Если они верили в божественную сущность Иисуса Христа, в его смерть на кресте, как они могли требовать от принимаемых в орден новичков плюнуть на распятие, просить их совершить неимоверно тягостный, неимоверно трудный поступок, даже ради того, чтобы увериться в их способности повиноваться? Мы не состоянии в это поверить.
По словам Лавока, таким образом тамплиеры хотели удостовериться, согласится ли новый член ордена отречься от Господа, если попадет в руки к сарацинам.
Это толкование противоречит само себе: таким образом, если желающий быть принятым в орден отрекался от Христа, он считался покорным, но одновременно и потенциальным вероотступником. Или же он был тверд и неколебим в вере, но непокорен. Тому, кто яростно отвергал отступничество, говорили: «Вы будете превосходным воином за морем» и отправляли его в Святую Землю. Именно это и толкнуло некоторых тамплиеров, которые были слабыми воинами, к тому, чтобы отречься от Христа, дабы иметь возможность остаться во Франции. Тамплиер Пьер Пикар заявил: «Если бы я отказался отречься, меня бы отправили на Святую Землю».
Когда другой тамплиер стал протестовать против отречения, которого от него потребовали, его совесть заставили замолчать, сказав ему: «Перестаньте, бестолковый, вы потом расскажете об этом на исповеди». Другому как будто сказали: «Не волнуйтесь, это всего лишь шутка, это не по-настоящему».

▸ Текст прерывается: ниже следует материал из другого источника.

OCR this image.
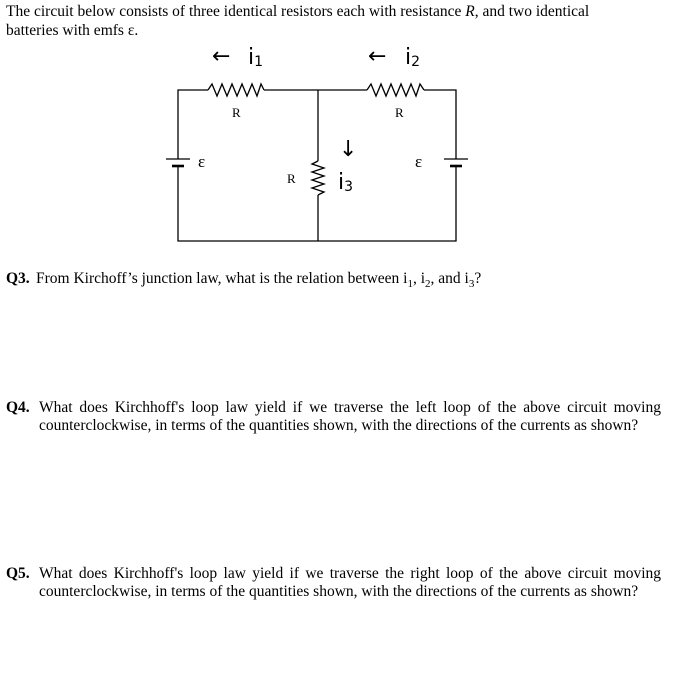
The circuit below consists of three identical resistors each with resistance R, and two identical batteries with emfs ε.
← i1	← i2
↓
i3
R	R
R
ε	ε
Q3. From Kirchoff’s junction law, what is the relation between $i_1$, $i_2$, and $i_3$?
Q4. What does Kirchhoff's loop law yield if we traverse the left loop of the above circuit moving counterclockwise, in terms of the quantities shown, with the directions of the currents as shown?
Q5. What does Kirchhoff's loop law yield if we traverse the right loop of the above circuit moving counterclockwise, in terms of the quantities shown, with the directions of the currents as shown?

Один из высших сановников ордена, Жоффруа де Гонневиль, приор Пуату и Аквитании, когда ему задали вопрос о причинах отречения, сказал, что основание этой традиции приписывали одному великому магистру-вероотступнику, который, оказавшись в плену у султана, смог получить свободу, только поклявшись, что введет в ордене обычай отрекаться от Христа. Гонневиль добавил, что, по словам некоторых, ставшая предметом осуждения церемония была создана в память о св. Петре, который трижды отрекся от Христа.

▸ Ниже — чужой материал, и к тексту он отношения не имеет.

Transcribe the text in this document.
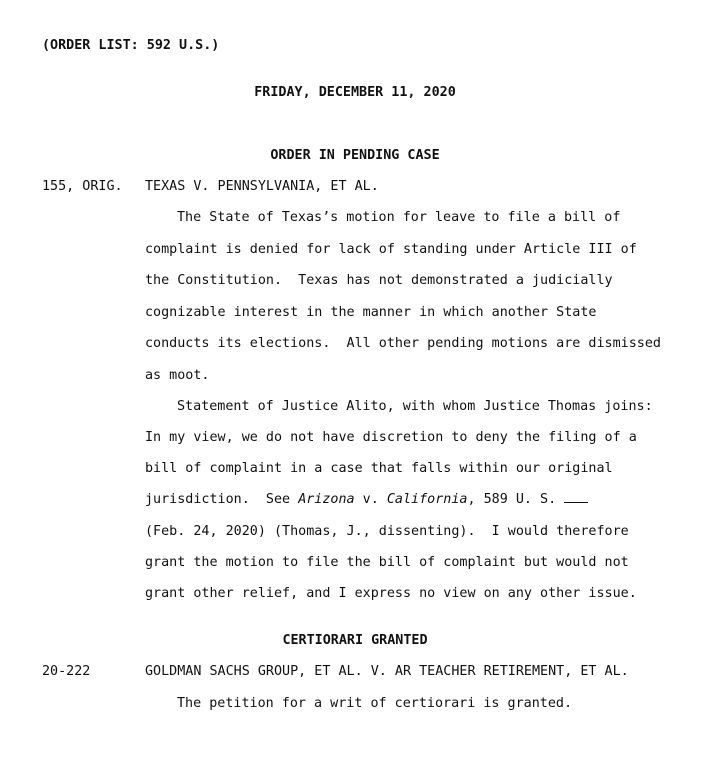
(ORDER LIST: 592 U.S.)
FRIDAY, DECEMBER 11, 2020
ORDER IN PENDING CASE
155, ORIG. TEXAS V. PENNSYLVANIA, ET AL.
The State of Texas’s motion for leave to file a bill of
complaint is denied for lack of standing under Article III of
the Constitution.  Texas has not demonstrated a judicially
cognizable interest in the manner in which another State
conducts its elections.  All other pending motions are dismissed
as moot.
Statement of Justice Alito, with whom Justice Thomas joins:
In my view, we do not have discretion to deny the filing of a
bill of complaint in a case that falls within our original
jurisdiction.  See Arizona v. California, 589 U. S.
(Feb. 24, 2020) (Thomas, J., dissenting).  I would therefore
grant the motion to file the bill of complaint but would not
grant other relief, and I express no view on any other issue.
CERTIORARI GRANTED
20-222	GOLDMAN SACHS GROUP, ET AL. V. AR TEACHER RETIREMENT, ET AL.
The petition for a writ of certiorari is granted.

Эти объяснения не могут быть приняты всерьез. Как можно предположить, что великий магистр, попав в плен, посчитал, что нужно сдержать клятву, данную против своей воли в заключении? И возможно ли вспоминать об отречении св. Петра путем нового отречения?
Все это абсурдно. Если отдельные отречения и имели место, то это были единичные случаи порочного святотатства. Орден, объединявший несколько тысяч монахов, не смог бы сохраниться в течение двух веков, если бы в основе его лежали кощунственные действия. Как можно представить себе, что тысячи честных и правдивых людей, какими были большинство принимаемых в орден, могли согласиться начать благочестивую жизнь, совершив крайнее деяние, направленное против веры?

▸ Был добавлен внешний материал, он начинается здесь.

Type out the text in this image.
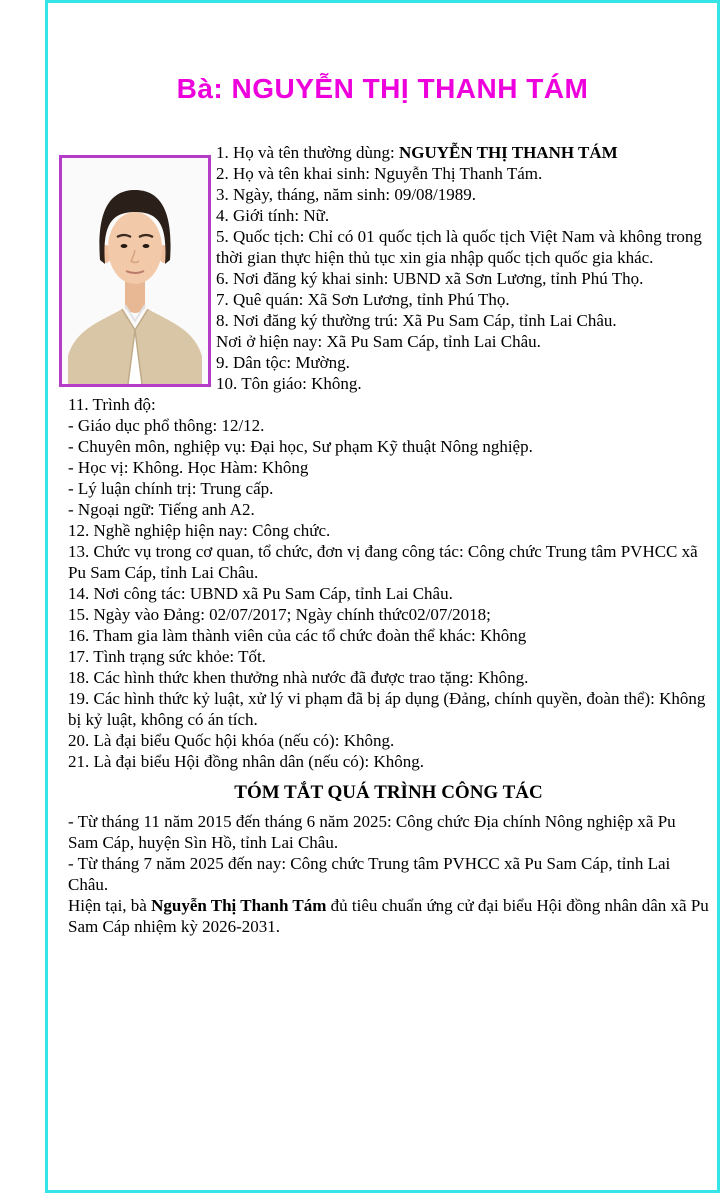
Bà: NGUYỄN THỊ THANH TÁM

1. Họ và tên thường dùng: NGUYỄN THỊ THANH TÁM

2. Họ và tên khai sinh: Nguyễn Thị Thanh Tám.

3. Ngày, tháng, năm sinh: 09/08/1989.

4. Giới tính: Nữ.

5. Quốc tịch: Chỉ có 01 quốc tịch là quốc tịch Việt Nam và không trong thời gian thực hiện thủ tục xin gia nhập quốc tịch quốc gia khác.

6. Nơi đăng ký khai sinh: UBND xã Sơn Lương, tỉnh Phú Thọ.

7. Quê quán: Xã Sơn Lương, tỉnh Phú Thọ.

8. Nơi đăng ký thường trú: Xã Pu Sam Cáp, tỉnh Lai Châu.

Nơi ở hiện nay: Xã Pu Sam Cáp, tỉnh Lai Châu.

9. Dân tộc: Mường.

10. Tôn giáo: Không.

11. Trình độ:

- Giáo dục phổ thông: 12/12.

- Chuyên môn, nghiệp vụ: Đại học, Sư phạm Kỹ thuật Nông nghiệp.

- Học vị: Không. Học Hàm: Không

- Lý luận chính trị: Trung cấp.

- Ngoại ngữ: Tiếng anh A2.

12. Nghề nghiệp hiện nay: Công chức.

13. Chức vụ trong cơ quan, tổ chức, đơn vị đang công tác: Công chức Trung tâm PVHCC xã Pu Sam Cáp, tỉnh Lai Châu.

14. Nơi công tác: UBND xã Pu Sam Cáp, tỉnh Lai Châu.

15. Ngày vào Đảng: 02/07/2017; Ngày chính thức02/07/2018;

16. Tham gia làm thành viên của các tổ chức đoàn thể khác: Không

17. Tình trạng sức khỏe: Tốt.

18. Các hình thức khen thưởng nhà nước đã được trao tặng: Không.

19. Các hình thức kỷ luật, xử lý vi phạm đã bị áp dụng (Đảng, chính quyền, đoàn thể): Không bị kỷ luật, không có án tích.

20. Là đại biểu Quốc hội khóa (nếu có): Không.

21. Là đại biểu Hội đồng nhân dân (nếu có): Không.

TÓM TẮT QUÁ TRÌNH CÔNG TÁC

- Từ tháng 11 năm 2015 đến tháng 6 năm 2025: Công chức Địa chính Nông nghiệp xã Pu Sam Cáp, huyện Sìn Hồ, tỉnh Lai Châu.

- Từ tháng 7 năm 2025 đến nay: Công chức Trung tâm PVHCC xã Pu Sam Cáp, tỉnh Lai Châu.

Hiện tại, bà Nguyễn Thị Thanh Tám đủ tiêu chuẩn ứng cử đại biểu Hội đồng nhân dân xã Pu Sam Cáp nhiệm kỳ 2026-2031.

Возможно, что роскошь и честолюбие тамплиеров способствовали тому, что большинство из них потеряли веру. Но от безразличия к ереси не один шаг. Даже если вера рыцарей была уже не так крепка, не следует видеть в них предшественников деистов, что появятся в последующие века.
Одно дело — это исповедовать «католицизм головы» (во Франции это традиция, которая, как кажется, относится к Средневековью) и совсем другое — совершать кощунственные деяния. По здравому рассуждению, невозможно связать между собой церемонию принятия тамплиеров в орден и черные мессы, как это иногда делалось некоторыми.